Besides training on form images from the IAM dataset, the model can alternatively be
trained on line or word images, which are included in the IAM dataset. This makes
training (or even loading) a model easier, since these images are much smaller. Specify
this using the --data_format {form,line,word}
flag.
To run inference on a trained model using your own images, use the following command:
python src/inference.py --img_path /path/to/img --model_path /path/to/model --data_format {word,line,form}
This means the model at --model_path
will be loaded and applied to the image at
--img_path
. The --data_format
argument is determined by the data format you used to
train your model.
For more command line options, see main.py
, or run python main.py -h
for a list of
all options.
During training, different metrics are logged to Tensorboard, as well as intermediate
predictions on a fixed batch of data. These are stored in the lightning_logs
folder.
To view the Tensorboard logs, run the following from the root directory:
tensorboard --logdir lightning_logs
This will provide a localhost link to the Tensorboard dashboard.

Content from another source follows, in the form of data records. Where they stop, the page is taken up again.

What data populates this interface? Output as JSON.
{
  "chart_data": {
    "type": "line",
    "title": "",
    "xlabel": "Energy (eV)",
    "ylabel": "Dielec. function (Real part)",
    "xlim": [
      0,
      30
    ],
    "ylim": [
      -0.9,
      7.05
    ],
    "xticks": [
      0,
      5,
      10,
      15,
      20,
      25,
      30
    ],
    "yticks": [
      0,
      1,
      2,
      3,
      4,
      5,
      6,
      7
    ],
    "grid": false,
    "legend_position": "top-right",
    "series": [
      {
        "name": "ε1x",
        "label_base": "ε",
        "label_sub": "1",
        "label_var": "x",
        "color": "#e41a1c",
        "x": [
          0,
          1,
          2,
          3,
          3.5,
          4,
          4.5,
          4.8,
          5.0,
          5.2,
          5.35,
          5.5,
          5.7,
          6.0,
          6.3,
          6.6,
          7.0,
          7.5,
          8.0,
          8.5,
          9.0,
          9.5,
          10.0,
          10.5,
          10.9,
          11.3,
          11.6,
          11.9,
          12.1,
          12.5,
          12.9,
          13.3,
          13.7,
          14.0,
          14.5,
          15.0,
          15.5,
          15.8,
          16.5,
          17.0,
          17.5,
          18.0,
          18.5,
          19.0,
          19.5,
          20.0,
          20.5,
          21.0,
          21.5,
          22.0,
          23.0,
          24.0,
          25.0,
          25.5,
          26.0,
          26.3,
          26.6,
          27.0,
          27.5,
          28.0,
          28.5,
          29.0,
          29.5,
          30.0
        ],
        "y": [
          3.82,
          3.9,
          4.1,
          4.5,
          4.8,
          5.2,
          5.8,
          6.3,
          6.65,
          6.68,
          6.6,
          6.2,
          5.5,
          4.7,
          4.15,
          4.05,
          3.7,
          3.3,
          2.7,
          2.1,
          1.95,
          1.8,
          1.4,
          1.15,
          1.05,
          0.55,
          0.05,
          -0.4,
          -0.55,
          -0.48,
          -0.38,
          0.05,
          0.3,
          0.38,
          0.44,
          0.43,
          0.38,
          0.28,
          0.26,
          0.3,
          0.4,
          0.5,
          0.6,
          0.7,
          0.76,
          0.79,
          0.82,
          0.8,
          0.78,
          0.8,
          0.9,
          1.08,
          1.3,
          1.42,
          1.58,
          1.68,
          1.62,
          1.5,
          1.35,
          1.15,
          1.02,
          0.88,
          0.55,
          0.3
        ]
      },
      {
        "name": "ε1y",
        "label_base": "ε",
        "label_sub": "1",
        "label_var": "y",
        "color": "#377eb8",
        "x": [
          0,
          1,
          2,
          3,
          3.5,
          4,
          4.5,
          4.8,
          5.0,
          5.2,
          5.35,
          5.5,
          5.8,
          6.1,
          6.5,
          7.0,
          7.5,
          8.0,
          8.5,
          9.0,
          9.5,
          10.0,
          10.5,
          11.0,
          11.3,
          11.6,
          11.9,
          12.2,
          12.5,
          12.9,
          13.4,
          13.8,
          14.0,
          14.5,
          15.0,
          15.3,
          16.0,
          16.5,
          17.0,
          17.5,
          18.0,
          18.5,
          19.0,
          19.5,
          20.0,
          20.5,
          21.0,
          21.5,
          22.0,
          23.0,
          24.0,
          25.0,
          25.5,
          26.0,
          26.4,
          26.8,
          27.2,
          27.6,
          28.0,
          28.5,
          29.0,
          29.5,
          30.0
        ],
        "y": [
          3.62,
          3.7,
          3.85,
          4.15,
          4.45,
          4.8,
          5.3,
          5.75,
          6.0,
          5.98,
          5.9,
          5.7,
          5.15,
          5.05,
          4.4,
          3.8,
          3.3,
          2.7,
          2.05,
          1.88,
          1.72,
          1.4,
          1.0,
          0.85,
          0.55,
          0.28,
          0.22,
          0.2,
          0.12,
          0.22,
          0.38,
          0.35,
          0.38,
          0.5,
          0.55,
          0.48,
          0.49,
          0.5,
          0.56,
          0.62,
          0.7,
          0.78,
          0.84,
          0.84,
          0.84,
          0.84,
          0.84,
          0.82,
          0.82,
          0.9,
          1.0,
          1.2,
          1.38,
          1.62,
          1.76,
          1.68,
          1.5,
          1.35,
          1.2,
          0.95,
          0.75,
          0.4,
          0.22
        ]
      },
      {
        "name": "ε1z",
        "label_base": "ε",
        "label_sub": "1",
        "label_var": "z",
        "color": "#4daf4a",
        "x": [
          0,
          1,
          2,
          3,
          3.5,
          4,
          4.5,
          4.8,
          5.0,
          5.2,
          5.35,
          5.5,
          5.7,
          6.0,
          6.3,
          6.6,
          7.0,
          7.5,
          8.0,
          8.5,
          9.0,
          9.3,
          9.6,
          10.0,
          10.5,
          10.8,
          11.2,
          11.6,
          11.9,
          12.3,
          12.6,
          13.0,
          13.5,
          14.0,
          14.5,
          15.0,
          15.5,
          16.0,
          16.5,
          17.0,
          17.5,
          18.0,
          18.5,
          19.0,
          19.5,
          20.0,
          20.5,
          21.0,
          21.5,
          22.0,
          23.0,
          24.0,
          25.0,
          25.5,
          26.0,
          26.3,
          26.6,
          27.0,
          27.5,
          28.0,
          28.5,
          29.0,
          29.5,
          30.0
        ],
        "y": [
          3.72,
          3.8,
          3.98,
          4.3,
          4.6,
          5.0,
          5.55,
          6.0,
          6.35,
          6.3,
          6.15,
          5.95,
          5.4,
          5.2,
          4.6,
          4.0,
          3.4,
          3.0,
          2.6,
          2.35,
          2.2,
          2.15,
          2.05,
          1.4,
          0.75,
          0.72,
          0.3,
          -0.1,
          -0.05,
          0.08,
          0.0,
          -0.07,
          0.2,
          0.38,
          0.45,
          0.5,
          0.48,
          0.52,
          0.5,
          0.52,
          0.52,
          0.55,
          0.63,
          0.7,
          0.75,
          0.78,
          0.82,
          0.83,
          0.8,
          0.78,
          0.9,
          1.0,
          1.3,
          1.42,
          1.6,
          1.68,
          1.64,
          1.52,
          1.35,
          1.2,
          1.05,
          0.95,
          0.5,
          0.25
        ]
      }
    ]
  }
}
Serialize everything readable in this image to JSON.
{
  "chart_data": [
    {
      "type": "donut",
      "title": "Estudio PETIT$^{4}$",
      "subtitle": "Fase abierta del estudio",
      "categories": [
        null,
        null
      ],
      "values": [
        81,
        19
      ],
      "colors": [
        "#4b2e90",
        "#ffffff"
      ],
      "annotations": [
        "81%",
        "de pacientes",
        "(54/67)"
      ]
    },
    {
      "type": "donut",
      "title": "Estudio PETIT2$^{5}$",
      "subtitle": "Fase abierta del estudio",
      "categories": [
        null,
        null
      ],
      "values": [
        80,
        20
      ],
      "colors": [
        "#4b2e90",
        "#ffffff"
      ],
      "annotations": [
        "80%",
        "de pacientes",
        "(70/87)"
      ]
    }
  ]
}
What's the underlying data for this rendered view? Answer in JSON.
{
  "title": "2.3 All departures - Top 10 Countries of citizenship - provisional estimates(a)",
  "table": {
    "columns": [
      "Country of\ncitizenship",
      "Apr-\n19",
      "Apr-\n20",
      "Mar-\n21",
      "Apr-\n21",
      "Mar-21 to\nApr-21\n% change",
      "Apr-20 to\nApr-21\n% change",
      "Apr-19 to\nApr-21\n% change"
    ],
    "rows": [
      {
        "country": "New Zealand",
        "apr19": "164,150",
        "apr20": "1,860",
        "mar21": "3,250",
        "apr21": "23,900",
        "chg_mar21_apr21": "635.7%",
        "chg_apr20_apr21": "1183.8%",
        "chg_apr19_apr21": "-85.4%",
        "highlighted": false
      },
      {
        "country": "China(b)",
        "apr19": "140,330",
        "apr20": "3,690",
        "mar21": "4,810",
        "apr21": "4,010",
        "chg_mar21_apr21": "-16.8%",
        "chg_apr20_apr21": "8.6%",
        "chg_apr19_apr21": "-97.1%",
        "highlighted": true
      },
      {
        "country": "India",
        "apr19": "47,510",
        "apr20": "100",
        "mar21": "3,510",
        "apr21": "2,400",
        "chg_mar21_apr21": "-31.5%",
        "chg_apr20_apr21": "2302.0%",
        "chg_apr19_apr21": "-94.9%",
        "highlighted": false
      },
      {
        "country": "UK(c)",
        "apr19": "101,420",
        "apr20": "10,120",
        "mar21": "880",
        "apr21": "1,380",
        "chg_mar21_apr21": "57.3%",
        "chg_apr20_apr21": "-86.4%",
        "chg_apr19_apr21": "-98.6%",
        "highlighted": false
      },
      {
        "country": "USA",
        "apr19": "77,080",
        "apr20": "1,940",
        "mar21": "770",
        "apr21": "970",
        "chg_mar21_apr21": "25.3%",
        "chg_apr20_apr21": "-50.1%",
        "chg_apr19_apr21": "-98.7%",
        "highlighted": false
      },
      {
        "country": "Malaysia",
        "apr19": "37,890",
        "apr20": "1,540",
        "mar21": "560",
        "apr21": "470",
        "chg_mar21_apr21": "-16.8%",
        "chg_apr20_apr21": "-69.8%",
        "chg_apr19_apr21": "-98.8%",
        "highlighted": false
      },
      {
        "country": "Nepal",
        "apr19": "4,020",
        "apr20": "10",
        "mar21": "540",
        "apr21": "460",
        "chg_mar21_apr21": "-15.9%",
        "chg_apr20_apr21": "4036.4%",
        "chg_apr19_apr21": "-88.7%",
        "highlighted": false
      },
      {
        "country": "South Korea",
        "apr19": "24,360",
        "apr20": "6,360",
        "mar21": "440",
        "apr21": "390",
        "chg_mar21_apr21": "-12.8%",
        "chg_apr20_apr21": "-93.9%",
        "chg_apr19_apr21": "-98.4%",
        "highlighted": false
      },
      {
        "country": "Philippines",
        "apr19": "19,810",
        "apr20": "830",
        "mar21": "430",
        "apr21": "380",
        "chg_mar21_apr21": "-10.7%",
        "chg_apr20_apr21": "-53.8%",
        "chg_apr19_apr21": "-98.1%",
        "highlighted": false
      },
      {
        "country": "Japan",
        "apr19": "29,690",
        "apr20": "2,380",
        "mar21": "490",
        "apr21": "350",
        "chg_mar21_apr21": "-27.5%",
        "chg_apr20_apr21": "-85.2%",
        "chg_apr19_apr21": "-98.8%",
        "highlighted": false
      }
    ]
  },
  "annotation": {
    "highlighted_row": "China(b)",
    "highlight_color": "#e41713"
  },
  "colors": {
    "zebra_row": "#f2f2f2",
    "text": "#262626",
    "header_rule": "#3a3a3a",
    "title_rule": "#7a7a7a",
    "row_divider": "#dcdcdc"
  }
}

Additionally, this repo includes an implementation of the synthetic data augmentation
scheme used in the paper, namely combining random spans of words from IAM to create new
line or form images. Below is an example of a generated form image (for more examples,
check out the notebook synthetic_data_augmentation.ipynb
).
This synthetic data augmentation can be included in training by setting
the --synthetic_augmentation_proba
flag, which indicates the probability of applying
the synthetic data augmentation. For example, setting
--synthetic_augmentation_proba 0.3
means that on average, 30% of every batch will
consist of synthetic data.
The table below provides preliminary results for line images on the IAM validation set, without any hyperparameter finetuning. Note that synth. aug. indicates the use of synthetic data augmentation.
Model | CER | WER |
---|---|---|
FPHTR Resnet18 | 28.9% | 38.4% |
FPHTR Resnet18 + synth. aug. | 9.0% | 16.5% |
FPHTR Resnet34 + synth. aug. | 8.8% | 14.0% |
Again, these numbers are without any kind of hyperparameter optimization, so they most likely do not represent the best possible performance.